Published on Political Parity’s Blog – follow Political Parity’s Blog here.
By Malliga Och
August 28, 2014
Women—more precisely, single, unmarried women—have been on the minds of both Democratic and Republican pundits lately. Why? Because 67% of “all the single ladies” (a.k.a. Beyoncé voters) voted for Obama in the last election. On top of that, single women, who are one quarter of all eligible voters, could greatly influence who ends up holding the Senate majority in upcoming elections. This is a marked changed from the 2004 election, where pundits bemoaned the apathy of unmarried and young women who apparently cared more about shopping than exercising their right to vote—quickly termed Sex and the City voters by the media.
This August, women in the United States will have had the right to vote for 94 years. We read scores of stories about the underrepresentation of women in politics and lament the lack of women in the highest offices, but we rarely reflect on women as voters—unless we can use pop-culture catchphrases. Even more rarely do we compare women’s turnout rates to other countries in the world.

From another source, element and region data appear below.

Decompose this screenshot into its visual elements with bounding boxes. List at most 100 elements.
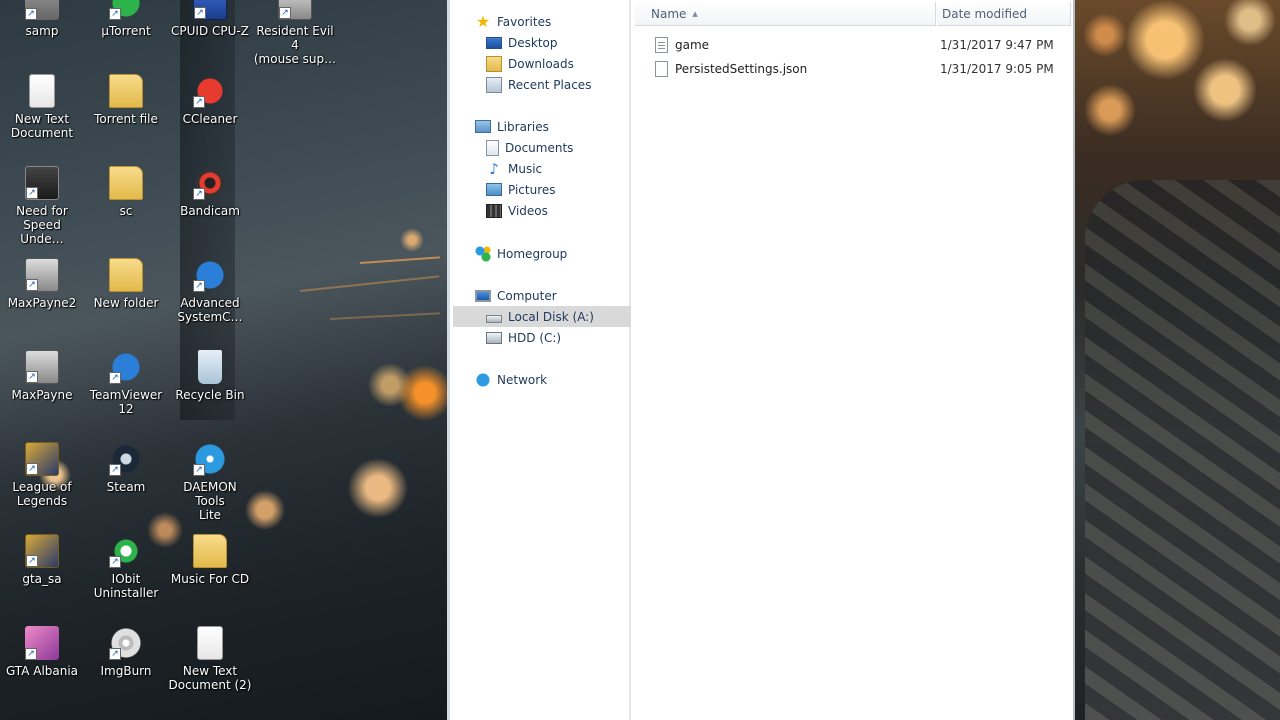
desktop-icon-bandicam[interactable]: ↗ Bandicam — [168, 166, 252, 218]
file-row-game[interactable]: game 1/31/2017 9:47 PM — [635, 34, 1071, 56]
nav-item-label: Desktop — [508, 35, 558, 50]
nav-item-label: HDD (C:) — [508, 330, 562, 345]
desktop-icon-iobit-uninstaller[interactable]: ↗ IObit Uninstaller — [84, 534, 168, 600]
desktop-icon-gta-sa[interactable]: ↗ gta_sa — [0, 534, 84, 586]
computer-icon — [475, 289, 491, 302]
nav-item-music[interactable]: ♪ Music — [453, 158, 631, 179]
desktop-icon-new-folder[interactable]: New folder — [84, 258, 168, 310]
folder-icon — [109, 74, 143, 108]
desktop-icon-daemon-tools[interactable]: ↗ DAEMON Tools Lite — [168, 442, 252, 522]
downloads-folder-icon — [486, 55, 502, 72]
nav-item-hdd-c[interactable]: HDD (C:) — [453, 327, 631, 348]
folder-icon — [193, 534, 227, 568]
file-name: PersistedSettings.json — [675, 62, 808, 76]
desktop-icon-need-for-speed[interactable]: ↗ Need for Speed Unde… — [0, 166, 84, 246]
desktop-icon-label: IObit Uninstaller — [93, 572, 159, 600]
desktop-icon-label: Recycle Bin — [175, 388, 245, 402]
desktop-icon-music-for-cd[interactable]: Music For CD — [168, 534, 252, 586]
samp-icon: ↗ — [25, 0, 59, 20]
file-row-persisted-settings[interactable]: PersistedSettings.json 1/31/2017 9:05 PM — [635, 58, 1071, 80]
nav-item-libraries[interactable]: Libraries — [453, 116, 631, 137]
desktop-icon-imgburn[interactable]: ↗ ImgBurn — [84, 626, 168, 678]
desktop-icon-samp[interactable]: ↗ samp — [0, 0, 84, 38]
gta-sa-icon: ↗ — [25, 534, 59, 568]
file-date-modified: 1/31/2017 9:47 PM — [940, 38, 1054, 52]
daemon-tools-icon: ↗ — [193, 442, 227, 476]
wallpaper-soldier-figure — [1085, 180, 1280, 720]
nav-item-videos[interactable]: Videos — [453, 200, 631, 221]
desktop-icon-label: Bandicam — [180, 204, 240, 218]
desktop-icon — [486, 37, 502, 49]
steam-icon: ↗ — [109, 442, 143, 476]
desktop-icon-maxpayne[interactable]: ↗ MaxPayne — [0, 350, 84, 402]
music-note-icon: ♪ — [489, 159, 499, 178]
desktop-icon-label: TeamViewer 12 — [89, 388, 163, 416]
nav-item-homegroup[interactable]: Homegroup — [453, 243, 631, 264]
text-document-icon — [197, 626, 223, 660]
column-header-name[interactable]: Name ▲ — [635, 2, 936, 26]
desktop-icon-ccleaner[interactable]: ↗ CCleaner — [168, 74, 252, 126]
explorer-window: ★ Favorites Desktop Downloads Recent Pla… — [447, 0, 1075, 720]
desktop-icon-new-text-document-2[interactable]: New Text Document (2) — [168, 626, 252, 692]
column-header-label: Name — [651, 6, 687, 21]
desktop-icon-label: samp — [25, 24, 59, 38]
nav-item-downloads[interactable]: Downloads — [453, 53, 631, 74]
folder-icon — [109, 166, 143, 200]
nav-item-label: Computer — [497, 288, 557, 303]
desktop-icon-label: Advanced SystemC… — [177, 296, 243, 324]
videos-icon — [486, 203, 502, 218]
advanced-systemcare-icon: ↗ — [193, 258, 227, 292]
navigation-pane: ★ Favorites Desktop Downloads Recent Pla… — [453, 0, 631, 720]
desktop-icon-teamviewer[interactable]: ↗ TeamViewer 12 — [84, 350, 168, 416]
desktop-wallpaper-right — [1075, 0, 1280, 720]
nav-item-desktop[interactable]: Desktop — [453, 32, 631, 53]
desktop-icon-cpuz[interactable]: ↗ CPUID CPU-Z — [168, 0, 252, 38]
bandicam-icon: ↗ — [193, 166, 227, 200]
desktop-icon-utorrent[interactable]: ↗ µTorrent — [84, 0, 168, 38]
nav-item-local-disk-a[interactable]: Local Disk (A:) — [453, 306, 631, 327]
nav-item-documents[interactable]: Documents — [453, 137, 631, 158]
desktop-icon-label: Resident Evil 4 (mouse sup… — [253, 24, 337, 66]
recycle-bin-icon — [198, 350, 222, 384]
nav-item-label: Local Disk (A:) — [508, 309, 594, 324]
desktop-icon-label: New folder — [93, 296, 159, 310]
desktop-icon-advanced-systemcare[interactable]: ↗ Advanced SystemC… — [168, 258, 252, 324]
desktop-icon-torrent-file[interactable]: Torrent file — [84, 74, 168, 126]
desktop-icon-resident-evil-4[interactable]: ↗ Resident Evil 4 (mouse sup… — [252, 0, 338, 66]
file-list-pane: Name ▲ Date modified game 1/31/2017 9:47… — [633, 0, 1073, 720]
nav-item-network[interactable]: Network — [453, 369, 631, 390]
nav-item-computer[interactable]: Computer — [453, 285, 631, 306]
nav-item-label: Favorites — [497, 14, 552, 29]
nav-item-label: Homegroup — [497, 246, 568, 261]
desktop-icon-label: GTA Albania — [5, 664, 79, 678]
column-header-label: Date modified — [942, 6, 1028, 21]
desktop-icon-sc[interactable]: sc — [84, 166, 168, 218]
desktop-icon-label: gta_sa — [22, 572, 62, 586]
desktop-icon-label: League of Legends — [12, 480, 72, 508]
desktop-icon-label: MaxPayne2 — [7, 296, 77, 310]
desktop-icon-steam[interactable]: ↗ Steam — [84, 442, 168, 494]
imgburn-icon: ↗ — [109, 626, 143, 660]
nav-item-pictures[interactable]: Pictures — [453, 179, 631, 200]
desktop-icon-label: Music For CD — [170, 572, 250, 586]
teamviewer-icon: ↗ — [109, 350, 143, 384]
desktop-icon-recycle-bin[interactable]: Recycle Bin — [168, 350, 252, 402]
wallpaper-light-streak — [299, 275, 440, 292]
desktop-icon-maxpayne2[interactable]: ↗ MaxPayne2 — [0, 258, 84, 310]
nav-item-favorites[interactable]: ★ Favorites — [453, 11, 631, 32]
need-for-speed-icon: ↗ — [25, 166, 59, 200]
desktop-icon-gta-albania[interactable]: ↗ GTA Albania — [0, 626, 84, 678]
nav-item-recent-places[interactable]: Recent Places — [453, 74, 631, 95]
nav-item-label: Network — [497, 372, 548, 387]
file-name: game — [675, 38, 710, 52]
resident-evil-icon: ↗ — [278, 0, 312, 20]
desktop-icon-league-of-legends[interactable]: ↗ League of Legends — [0, 442, 84, 508]
column-header-date-modified[interactable]: Date modified — [937, 2, 1071, 26]
config-file-icon — [655, 37, 668, 53]
desktop-icon-label: CCleaner — [182, 112, 238, 126]
documents-icon — [486, 139, 499, 156]
desktop-icon-new-text-document[interactable]: New Text Document — [0, 74, 84, 140]
gta-albania-icon: ↗ — [25, 626, 59, 660]
cpuz-icon: ↗ — [193, 0, 227, 20]
libraries-icon — [475, 120, 491, 133]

In 1893, New Zealand became the first country to give women the right to vote—in the United States, women had to wait another 27 years before they were able to be heard at the ballot box. Interestingly, American women have had the right to run for office since 1788; so for some 130 years, American women could run for Congress or the presidency but were not allowed to cast votes in support of female (or male) candidates. Today, all 195 countries except one have universal suffrage: only in Saudi Arabia are women still waiting for their right to formally participate in the political process.

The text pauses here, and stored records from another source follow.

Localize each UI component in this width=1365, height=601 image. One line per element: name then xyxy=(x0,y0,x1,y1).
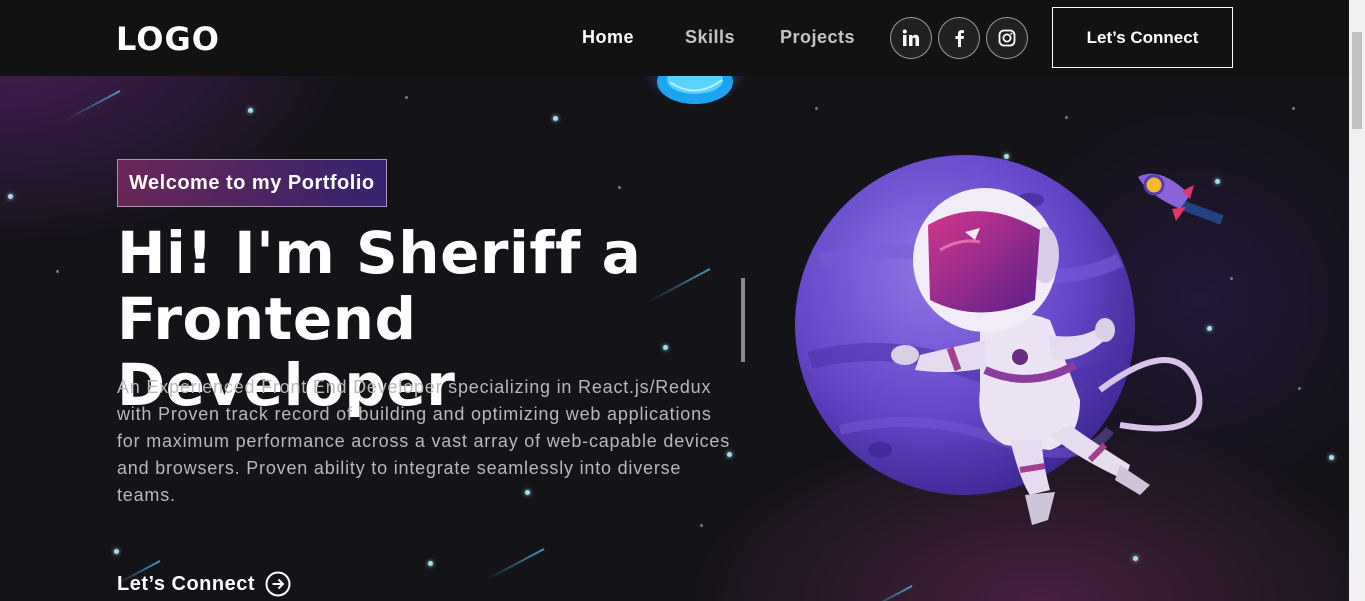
typing-cursor xyxy=(741,278,745,362)
rocket-illustration xyxy=(1138,173,1224,225)
page: LOGO Home Skills Projects Let’s Connect xyxy=(0,0,1349,601)
shooting-star xyxy=(66,90,121,121)
nav-link-home[interactable]: Home xyxy=(582,27,634,48)
star xyxy=(553,116,558,121)
headline-line-1: Hi! I'm Sheriff a xyxy=(117,219,642,287)
instagram-button[interactable] xyxy=(986,17,1028,59)
cta-label: Let’s Connect xyxy=(117,572,255,595)
star xyxy=(428,561,433,566)
star xyxy=(114,549,119,554)
nav-link-skills[interactable]: Skills xyxy=(685,27,735,48)
hero-description: An Experienced Front End Developer speci… xyxy=(117,377,731,505)
star xyxy=(8,194,13,199)
star xyxy=(1298,387,1301,390)
shooting-star xyxy=(865,585,913,601)
nav-link-projects[interactable]: Projects xyxy=(780,27,855,48)
logo[interactable]: LOGO xyxy=(116,20,220,58)
linkedin-icon xyxy=(902,29,919,46)
star xyxy=(700,524,703,527)
navbar: LOGO Home Skills Projects Let’s Connect xyxy=(0,0,1349,76)
star xyxy=(1329,455,1334,460)
welcome-tagline: Welcome to my Portfolio xyxy=(117,159,387,207)
arrow-right-circle-icon xyxy=(265,571,291,597)
linkedin-button[interactable] xyxy=(890,17,932,59)
shooting-star xyxy=(485,548,545,581)
lets-connect-button[interactable]: Let’s Connect xyxy=(1052,7,1233,68)
star xyxy=(248,108,253,113)
star xyxy=(815,107,818,110)
hero-lets-connect-link[interactable]: Let’s Connect xyxy=(117,571,291,597)
star xyxy=(1292,107,1295,110)
facebook-button[interactable] xyxy=(938,17,980,59)
scrollbar-thumb[interactable] xyxy=(1352,32,1362,129)
facebook-icon xyxy=(955,30,964,47)
star xyxy=(618,186,621,189)
star xyxy=(405,96,408,99)
star xyxy=(1133,556,1138,561)
star xyxy=(56,270,59,273)
star xyxy=(1065,116,1068,119)
instagram-icon xyxy=(998,29,1016,47)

But the more interesting story is this: since achieving suffrage, women have been voting more and more, to the point where starting 50 years ago, women have actually voted in higher numbers than men. This gender gap has widened over the years: since 2004, the gap between men and women voters has been standing at 10 percentage points in favor of women. The same trend is observed in Iceland, Sweden, Germany, and New Zealand.
This gender gap is particularly pronounced for younger generations of women, forecasting major changes for future elections: once this new generation replaces the baby boomers as the biggest voting demographic, female voters will have the most influence at the ballot box. Yet this power is not guaranteed: women will need to consistently turn out to vote in every election to make politicians more perceptive to women’s needs, hopes, and opinions. Toborrow from Abigail Adams: we have been remembered, ladies, now let’s not forget to make our voices heard in every election, big or small—only when we participate in the democratic process can we change the world!